Ah, c’est vrai, je n’avais pas pensé à ça, en compte à rebours. Oui, c’est un compte à rebours. Mais oui, c’est vrai parce que, en fait, quand on pose un préavis de grève, il y a un compte à rebours en disant, voilà, on va faire grève dans trois semaines, les transports, etc. Bon, ok. Mais là, il y a un compte à rebours qui s’arrête à zéro.
Tout à fait. Après, évidemment, en fonction de la résistance des gens, ça peut un peu varier. Il y a des grèves de la faim qui sont un petit peu aménagées. C’est-à-dire, il y a les gens qui font grève de la faim mais qui prennent, par exemple, des vitamines. Les vitamines, ça ne compte pas comme des calories. Donc, et ça aide à tenir le coup. Il y a des gens. Je me souviens, par exemple, que les Turcs du Sentier faisaient la grève de la faim au thé sucré, ce qui, en fait, est très mauvais pour la santé, est assez dangereux et donc, voilà. Et à l'époque, j'étais moins sensibilisée, en plus, aux questions de glycémie, etc.
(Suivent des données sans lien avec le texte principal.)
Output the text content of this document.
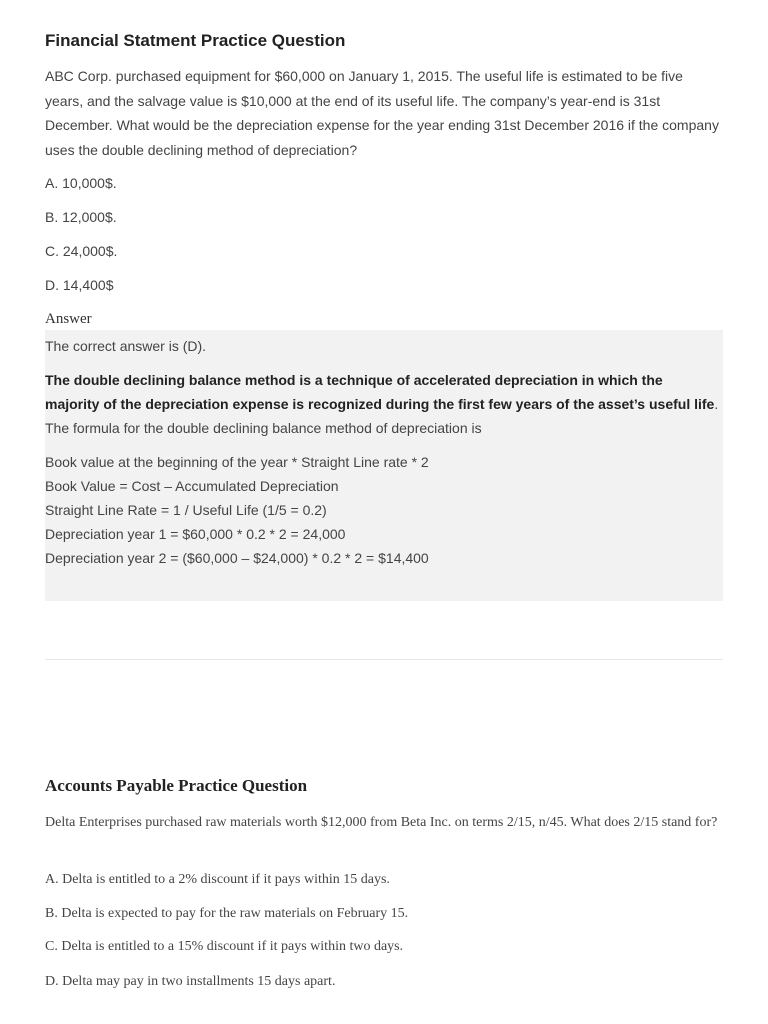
Financial Statment Practice Question

ABC Corp. purchased equipment for $60,000 on January 1, 2015. The useful life is estimated to be five years, and the salvage value is $10,000 at the end of its useful life. The company’s year-end is 31st December. What would be the depreciation expense for the year ending 31st December 2016 if the company uses the double declining method of depreciation?

A. 10,000$.

B. 12,000$.

C. 24,000$.

D. 14,400$

Answer

The correct answer is (D).

The double declining balance method is a technique of accelerated depreciation in which the majority of the depreciation expense is recognized during the first few years of the asset’s useful life. The formula for the double declining balance method of depreciation is

Book value at the beginning of the year * Straight Line rate * 2

Book Value = Cost – Accumulated Depreciation

Straight Line Rate = 1 / Useful Life (1/5 = 0.2)

Depreciation year 1 = $60,000 * 0.2 * 2 = 24,000

Depreciation year 2 = ($60,000 – $24,000) * 0.2 * 2 = $14,400

Accounts Payable Practice Question

Delta Enterprises purchased raw materials worth $12,000 from Beta Inc. on terms 2/15, n/45. What does 2/15 stand for?

A. Delta is entitled to a 2% discount if it pays within 15 days.

B. Delta is expected to pay for the raw materials on February 15.

C. Delta is entitled to a 15% discount if it pays within two days.

D. Delta may pay in two installments 15 days apart.
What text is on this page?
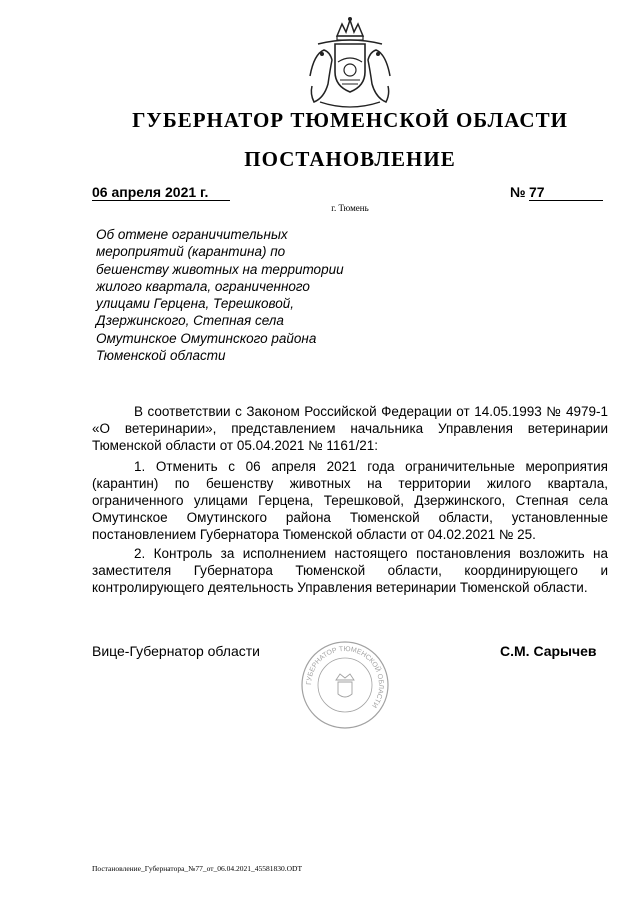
ГУБЕРНАТОР ТЮМЕНСКОЙ ОБЛАСТИ
ПОСТАНОВЛЕНИЕ
06 апреля 2021 г.	№ 77
г. Тюмень
Об отмене ограничительных
мероприятий (карантина) по
бешенству животных на территории
жилого квартала, ограниченного
улицами Герцена, Терешковой,
Дзержинского, Степная села
Омутинское Омутинского района
Тюменской области

В соответствии с Законом Российской Федерации от 14.05.1993 № 4979-1 «О ветеринарии», представлением начальника Управления ветеринарии Тюменской области от 05.04.2021 № 1161/21:

1. Отменить с 06 апреля 2021 года ограничительные мероприятия (карантин) по бешенству животных на территории жилого квартала, ограниченного улицами Герцена, Терешковой, Дзержинского, Степная села Омутинское Омутинского района Тюменской области, установленные постановлением Губернатора Тюменской области от 04.02.2021 № 25.

2. Контроль за исполнением настоящего постановления возложить на заместителя Губернатора Тюменской области, координирующего и контролирующего деятельность Управления ветеринарии Тюменской области.

Вице-Губернатор области
ГУБЕРНАТОР ТЮМЕНСКОЙ ОБЛАСТИ
С.М. Сарычев
Постановление_Губернатора_№77_от_06.04.2021_45581830.ODT
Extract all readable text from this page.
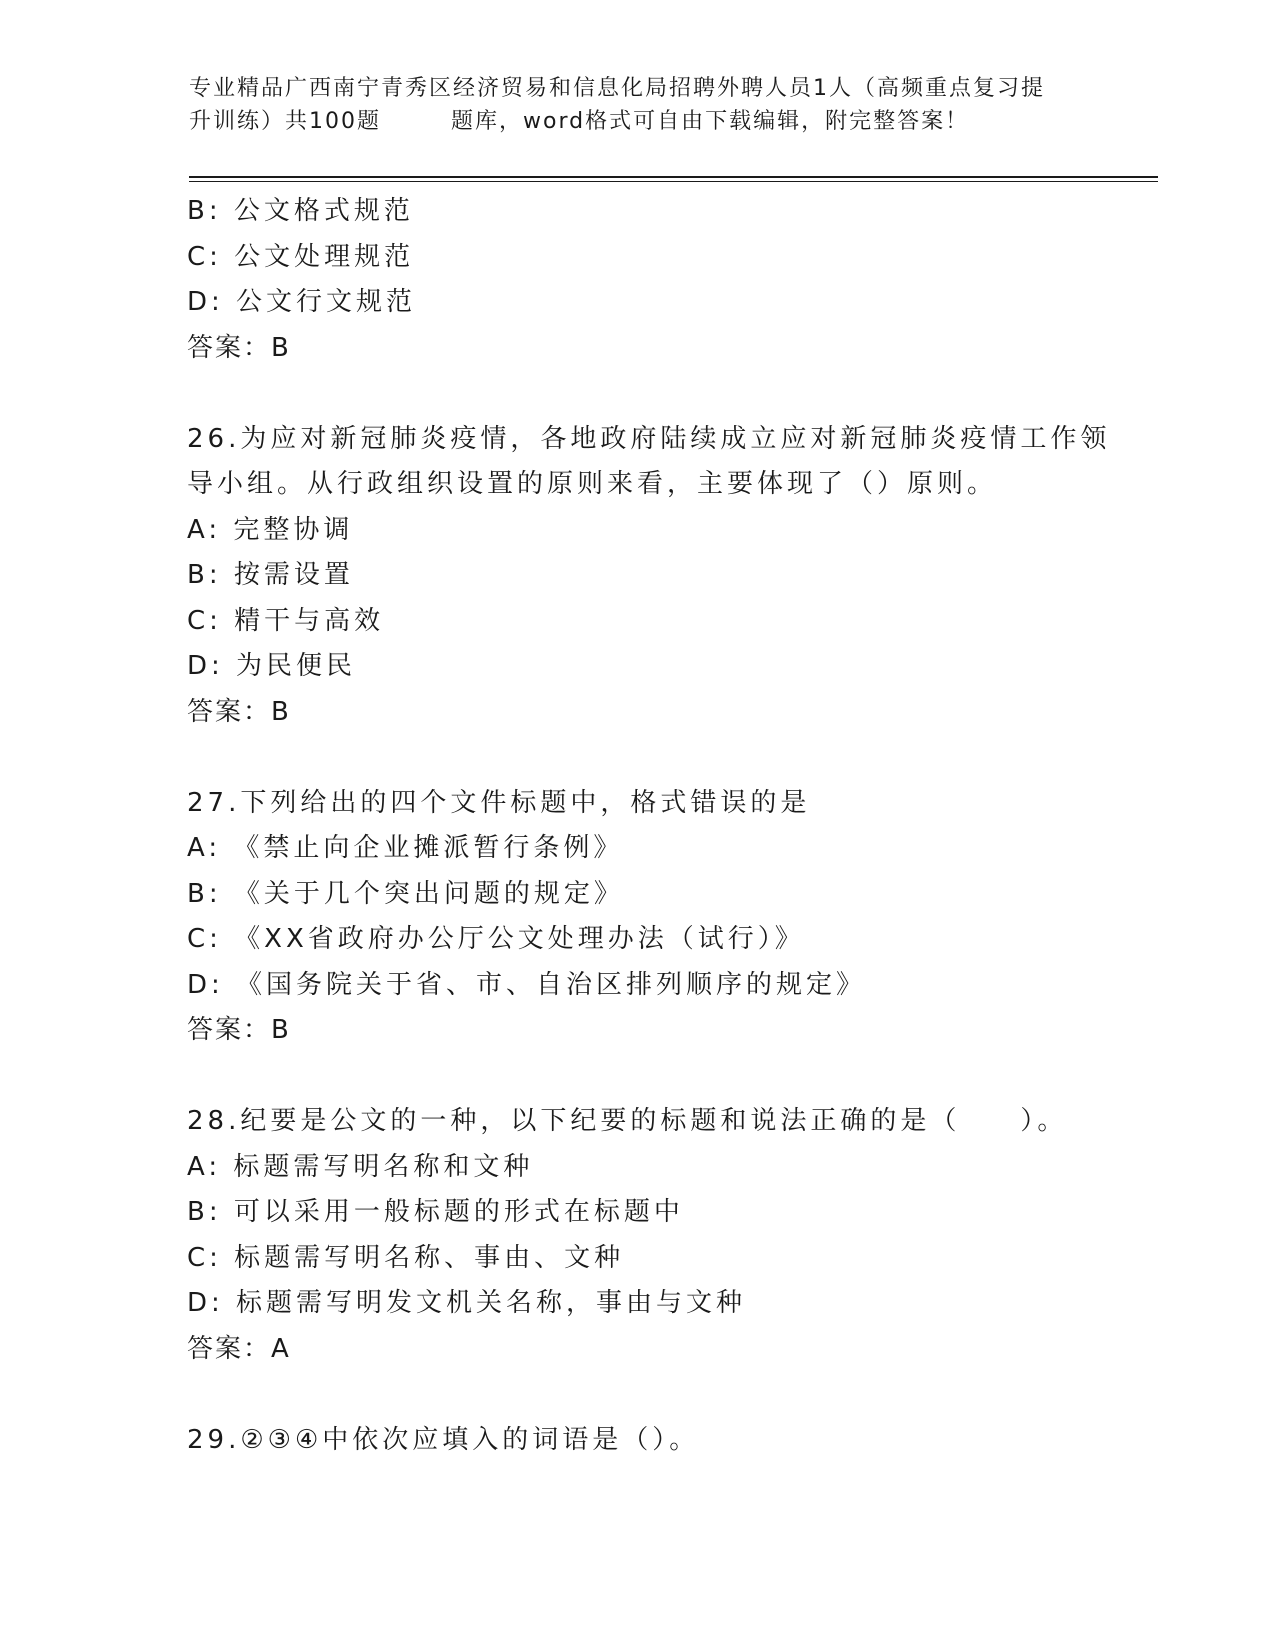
专业精品广西南宁青秀区经济贸易和信息化局招聘外聘人员1人（高频重点复习提
升训练）共100题	题库，word格式可自由下载编辑，附完整答案！
B: 公文格式规范
C: 公文处理规范
D: 公文行文规范
答案：B
26.为应对新冠肺炎疫情，各地政府陆续成立应对新冠肺炎疫情工作领
导小组。从行政组织设置的原则来看，主要体现了（）原则。
A: 完整协调
B: 按需设置
C: 精干与高效
D: 为民便民
答案：B
27.下列给出的四个文件标题中，格式错误的是
A: 《禁止向企业摊派暂行条例》
B: 《关于几个突出问题的规定》
C: 《XX省政府办公厅公文处理办法（试行）》
D: 《国务院关于省、市、自治区排列顺序的规定》
答案：B
28.纪要是公文的一种，以下纪要的标题和说法正确的是（　　）。
A: 标题需写明名称和文种
B: 可以采用一般标题的形式在标题中
C: 标题需写明名称、事由、文种
D: 标题需写明发文机关名称，事由与文种
答案：A
29.②③④中依次应填入的词语是（）。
Mais c’est ce qui explique qu’il y a des grèves de la faim qui durent plus longtemps que techniquement ce qui amène à la mort, quand même, au bout d’entre 45 et 60 jours. Bon, dans l’ensemble, quand on commence à avoir des graves hospitalisations, on sait que la fin s’approche, on sait que le corps est en cétose et donc commence à consommer ses propres réserves.
Ses réserves oui
Ses réserves, et pas seulement ses réserves en graisse, mais en chair, etc.
Oui, le muscle fond, clairement, oui, ça va dans ce sens-là. Valentin, c’est elle. Oui, beaucoup de commentaires. C’est très bien, continuez. Valentin, c'était qui ? C'était étrange de dire que la phrase est pompeuse. Oui, mais c'était ma phrase, c’est parce que c'était moi qui me suis pris des notes et je me dis, Nora, tu as écrit disruption brutale de la normalité. Je me suis dit, voilà, je me suis regardée écrire. Non, parce que je me le suis dit. Voilà, ce n'était pas du tout justement pompeux par rapport à notre invitée ou par rapport aux grévistes de la faim, évidemment. Mais on va parler de ce dont tu nous parlais, justement, sur les détracteurs des grèves de la faim. Mais ce que je voulais rajouter aussi, c’est ce côté vulnérabilité dont on parlait, cette mise en scène de soi, cette mise à nu. Et vous parlez beaucoup justement de l’intime qui devient politique et public et de l'émotion. Et ça, je trouve que c'était hyper intéressant dans votre livre, notamment. On prend un témoin, on prend à partie le public, l’opinion publique. Parce qu’il y a une émotion, mais alors du coup, toutes les mobilisations, finalement, elles jouent sur l'émotion. C’est quoi la particularité de cette émotion de la grève de la faim ?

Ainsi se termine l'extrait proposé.